Is Amazon the 'elephant in the (hotel) room'?
— 9 experts shared their view
The Amazon / ClearTrip partnership is far from a revolution, but it's another tiny step Bezos' company took into the travel space. I think the time has come to address the elephant in the room: acquisitions. Rather than building from the ground up and launching its own products (remember the 2014' AMZ Travel fiasco?), in fact, the company now seems to prefer a different approach, partnership with existing providers. So why not acquiring them tout court? It's intriguing to speculate on who can be on Bezos' radar: trivago? Cheap but, honestly, what would be the added value? TripAdvisor? Mew. My two cents are on Expedia. Most of the OTA's infrastructures are already in AWS anyway, and -even though expensive- that's an investment Amazon can undoubtedly support. According to analyst Brian Nowak, our industry has -so far- "proven to be immune" from the e-commerce giant but, he continues, the annual profit figure of Amazon Travel could be estimated in over half a billion dollars. Juicy.
Founder | CEO | Futurist
A study by OAG revealed that 44% of travelers would gladly book on Amazon. However, after the local.amazon.com experiment, Bezos' company stayed relatively quiet in the industry. At least on the surface: amongst other things, it signed an agreement with Meliá Hotels International, closed a deal with ClearTrip, and led a $500M funding round for Deliveroo. The trend seems pretty clear: AMZ is slowly dropping the idea to create a proprietary ecosystem, preferring to partner, invest or buy other companies. Now the question is: which one(s)?

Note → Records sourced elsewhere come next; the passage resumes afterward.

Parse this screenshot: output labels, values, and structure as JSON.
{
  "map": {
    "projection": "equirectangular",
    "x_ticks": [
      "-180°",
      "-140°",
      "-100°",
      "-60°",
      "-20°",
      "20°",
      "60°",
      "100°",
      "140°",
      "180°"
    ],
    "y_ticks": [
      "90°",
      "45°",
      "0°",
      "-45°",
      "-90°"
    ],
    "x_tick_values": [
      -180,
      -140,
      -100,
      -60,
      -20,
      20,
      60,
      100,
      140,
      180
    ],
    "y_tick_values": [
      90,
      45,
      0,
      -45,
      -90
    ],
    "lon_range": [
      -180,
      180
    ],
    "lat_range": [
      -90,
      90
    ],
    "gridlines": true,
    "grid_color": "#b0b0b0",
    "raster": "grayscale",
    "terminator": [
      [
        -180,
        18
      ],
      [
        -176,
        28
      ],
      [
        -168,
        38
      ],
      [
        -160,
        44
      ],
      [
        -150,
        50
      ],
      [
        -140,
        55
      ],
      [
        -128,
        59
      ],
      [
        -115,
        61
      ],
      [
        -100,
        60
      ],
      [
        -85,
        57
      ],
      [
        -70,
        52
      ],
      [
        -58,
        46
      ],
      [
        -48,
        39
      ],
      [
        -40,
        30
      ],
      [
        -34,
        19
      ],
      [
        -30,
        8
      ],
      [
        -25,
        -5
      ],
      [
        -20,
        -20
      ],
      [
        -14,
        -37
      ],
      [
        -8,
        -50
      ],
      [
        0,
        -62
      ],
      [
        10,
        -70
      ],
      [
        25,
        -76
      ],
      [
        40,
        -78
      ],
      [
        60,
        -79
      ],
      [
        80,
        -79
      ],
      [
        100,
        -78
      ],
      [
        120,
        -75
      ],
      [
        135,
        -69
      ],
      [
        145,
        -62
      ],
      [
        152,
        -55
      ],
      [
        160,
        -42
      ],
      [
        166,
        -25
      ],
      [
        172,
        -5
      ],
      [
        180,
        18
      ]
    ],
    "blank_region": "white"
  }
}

1. Expedia stock value dropped from over $150 to $110 in one year and, with 1:14 stock ratio, the acquisition would give Bezos the technology and know-how necessary to compete with Google.

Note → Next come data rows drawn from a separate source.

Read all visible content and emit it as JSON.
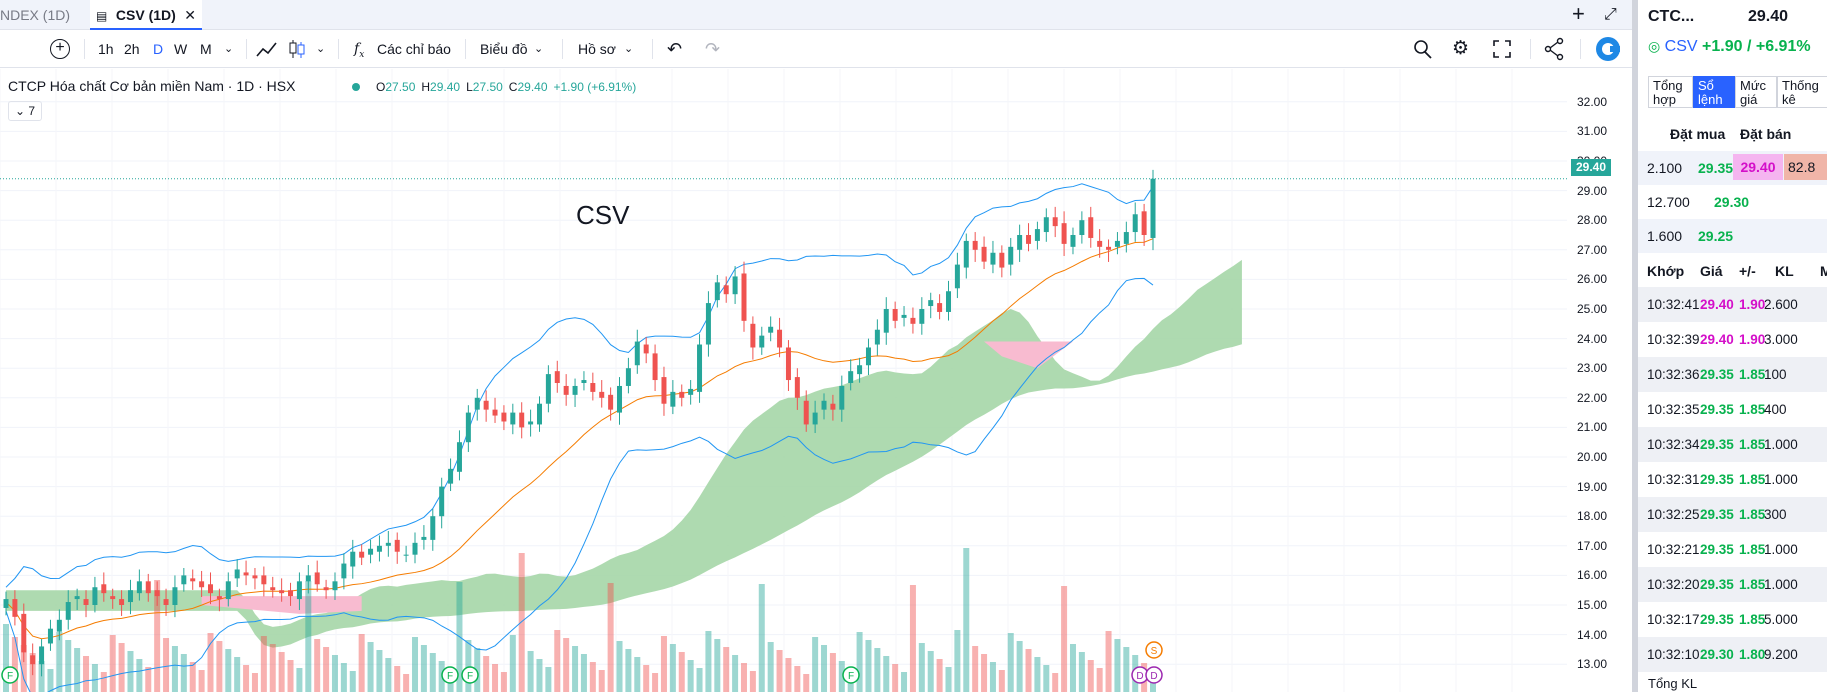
{
  "tabs": [
    {
      "label": "NDEX (1D)"
    },
    {
      "label": "CSV (1D)"
    }
  ],
  "toolbar": {
    "intervals": [
      "1h",
      "2h",
      "D",
      "W",
      "M"
    ],
    "active_interval": "D",
    "indicators_label": "Các chỉ báo",
    "chart_label": "Biểu đồ",
    "profile_label": "Hồ sơ"
  },
  "legend": {
    "title": "CTCP Hóa chất Cơ bản miền Nam · 1D · HSX",
    "o_label": "O",
    "o_val": "27.50",
    "h_label": "H",
    "h_val": "29.40",
    "l_label": "L",
    "l_val": "27.50",
    "c_label": "C",
    "c_val": "29.40",
    "change": "+1.90 (+6.91%)",
    "collapse_count": "7"
  },
  "watermark": "CSV",
  "last_price_tag": "29.40",
  "colors": {
    "up": "#26a69a",
    "down": "#ef5350",
    "accent": "#2962ff",
    "band": "#2196f3",
    "ma": "#f57c00",
    "cloud_up": "#a5d6a7",
    "cloud_down": "#f8bbd0"
  },
  "chart_data": {
    "type": "candlestick",
    "y_ticks": [
      "32.00",
      "31.00",
      "30.00",
      "29.00",
      "28.00",
      "27.00",
      "26.00",
      "25.00",
      "24.00",
      "23.00",
      "22.00",
      "21.00",
      "20.00",
      "19.00",
      "18.00",
      "17.00",
      "16.00",
      "15.00",
      "14.00",
      "13.00"
    ],
    "ylim": [
      12.6,
      32.6
    ],
    "last_close": 29.4,
    "markers": [
      "F",
      "F",
      "F",
      "F",
      "S",
      "D",
      "D"
    ],
    "close_series": [
      15.2,
      14.6,
      13.4,
      13.0,
      13.6,
      14.2,
      14.5,
      15.1,
      15.3,
      15.0,
      15.6,
      15.4,
      15.2,
      15.0,
      15.5,
      15.8,
      15.4,
      15.3,
      15.0,
      15.6,
      16.0,
      15.8,
      15.6,
      15.4,
      15.2,
      15.8,
      16.2,
      16.0,
      15.9,
      15.7,
      15.5,
      15.4,
      15.3,
      15.8,
      16.0,
      15.7,
      15.5,
      15.8,
      16.4,
      16.8,
      16.6,
      16.9,
      17.0,
      17.1,
      16.8,
      16.7,
      17.1,
      17.3,
      18.0,
      19.0,
      19.6,
      20.5,
      21.5,
      22.0,
      21.6,
      21.4,
      21.2,
      21.5,
      21.0,
      21.2,
      21.8,
      22.8,
      22.5,
      22.1,
      22.4,
      22.6,
      22.2,
      22.0,
      21.6,
      22.4,
      23.0,
      23.9,
      23.5,
      22.6,
      21.8,
      22.2,
      22.0,
      22.3,
      23.8,
      25.2,
      25.9,
      25.5,
      26.1,
      24.6,
      23.7,
      24.1,
      24.4,
      23.7,
      22.6,
      22.0,
      21.1,
      21.5,
      21.9,
      21.6,
      22.4,
      22.9,
      23.1,
      23.7,
      24.3,
      25.0,
      24.6,
      24.8,
      24.5,
      25.0,
      25.3,
      24.9,
      25.6,
      26.5,
      27.3,
      27.0,
      26.6,
      26.9,
      26.4,
      27.1,
      27.5,
      27.2,
      27.7,
      28.1,
      27.8,
      27.2,
      27.5,
      28.0,
      27.4,
      27.1,
      27.0,
      27.3,
      27.6,
      28.2,
      27.5,
      29.4
    ]
  },
  "panel": {
    "symbol_short": "CTC...",
    "price": "29.40",
    "symbol": "CSV",
    "change": "+1.90 / +6.91%",
    "tabs": [
      {
        "label": "Tổng hợp"
      },
      {
        "label": "Sổ lệnh"
      },
      {
        "label": "Mức giá"
      },
      {
        "label": "Thống kê"
      }
    ],
    "orderbook_head_buy": "Đặt mua",
    "orderbook_head_sell": "Đặt bán",
    "bids": [
      {
        "vol": "2.100",
        "price": "29.35"
      },
      {
        "vol": "12.700",
        "price": "29.30"
      },
      {
        "vol": "1.600",
        "price": "29.25"
      }
    ],
    "ask_price": "29.40",
    "ask_vol": "82.8",
    "trade_cols": [
      "Khớp",
      "Giá",
      "+/-",
      "KL",
      "M"
    ],
    "trades": [
      {
        "t": "10:32:41",
        "p": "29.40",
        "d": "1.90",
        "v": "2.600",
        "c": "up"
      },
      {
        "t": "10:32:39",
        "p": "29.40",
        "d": "1.90",
        "v": "3.000",
        "c": "up"
      },
      {
        "t": "10:32:36",
        "p": "29.35",
        "d": "1.85",
        "v": "100",
        "c": "green"
      },
      {
        "t": "10:32:35",
        "p": "29.35",
        "d": "1.85",
        "v": "400",
        "c": "green"
      },
      {
        "t": "10:32:34",
        "p": "29.35",
        "d": "1.85",
        "v": "1.000",
        "c": "green"
      },
      {
        "t": "10:32:31",
        "p": "29.35",
        "d": "1.85",
        "v": "1.000",
        "c": "green"
      },
      {
        "t": "10:32:25",
        "p": "29.35",
        "d": "1.85",
        "v": "300",
        "c": "green"
      },
      {
        "t": "10:32:21",
        "p": "29.35",
        "d": "1.85",
        "v": "1.000",
        "c": "green"
      },
      {
        "t": "10:32:20",
        "p": "29.35",
        "d": "1.85",
        "v": "1.000",
        "c": "green"
      },
      {
        "t": "10:32:17",
        "p": "29.35",
        "d": "1.85",
        "v": "5.000",
        "c": "green"
      },
      {
        "t": "10:32:10",
        "p": "29.30",
        "d": "1.80",
        "v": "9.200",
        "c": "green"
      }
    ],
    "footer": "Tổng KL"
  }
}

2. Trivago is another possible, inexpensive, choice: last June, the German metasearch engine was worth over three times its current value.

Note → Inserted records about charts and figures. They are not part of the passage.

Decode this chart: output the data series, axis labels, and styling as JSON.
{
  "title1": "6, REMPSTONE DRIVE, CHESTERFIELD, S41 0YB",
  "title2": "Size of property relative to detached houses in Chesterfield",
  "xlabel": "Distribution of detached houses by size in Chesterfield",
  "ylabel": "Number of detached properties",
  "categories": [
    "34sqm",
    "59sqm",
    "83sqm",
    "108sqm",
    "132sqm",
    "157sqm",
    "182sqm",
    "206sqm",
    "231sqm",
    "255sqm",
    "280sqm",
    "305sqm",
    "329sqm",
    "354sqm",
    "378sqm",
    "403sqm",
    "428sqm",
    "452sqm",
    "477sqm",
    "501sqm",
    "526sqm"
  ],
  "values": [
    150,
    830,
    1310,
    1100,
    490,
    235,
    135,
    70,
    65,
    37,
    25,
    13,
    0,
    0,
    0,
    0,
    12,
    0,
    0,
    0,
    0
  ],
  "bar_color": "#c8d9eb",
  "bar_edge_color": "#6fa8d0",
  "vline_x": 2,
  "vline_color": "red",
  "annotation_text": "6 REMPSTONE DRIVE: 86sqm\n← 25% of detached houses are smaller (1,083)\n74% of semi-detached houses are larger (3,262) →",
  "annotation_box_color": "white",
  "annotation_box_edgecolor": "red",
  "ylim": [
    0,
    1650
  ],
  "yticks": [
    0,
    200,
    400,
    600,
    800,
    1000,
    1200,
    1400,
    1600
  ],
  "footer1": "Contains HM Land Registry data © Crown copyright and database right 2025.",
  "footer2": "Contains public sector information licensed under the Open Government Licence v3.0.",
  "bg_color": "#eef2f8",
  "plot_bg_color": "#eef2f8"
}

3. TripAdvisor may have found a new youth with the new feed-based design, but it is still worth half of what it used to be 4 years ago and could be another easy pick.
All those investments would be possible for a company with a capitalization of >$1,000B. Moreover, don't forget that AMZ recently opened (and, suddenly, closed) a position for a Head of Marketing Hospitality and Travel "to develop, lead, and execute AWS' global marketing strategy", revealing its interest in the industry.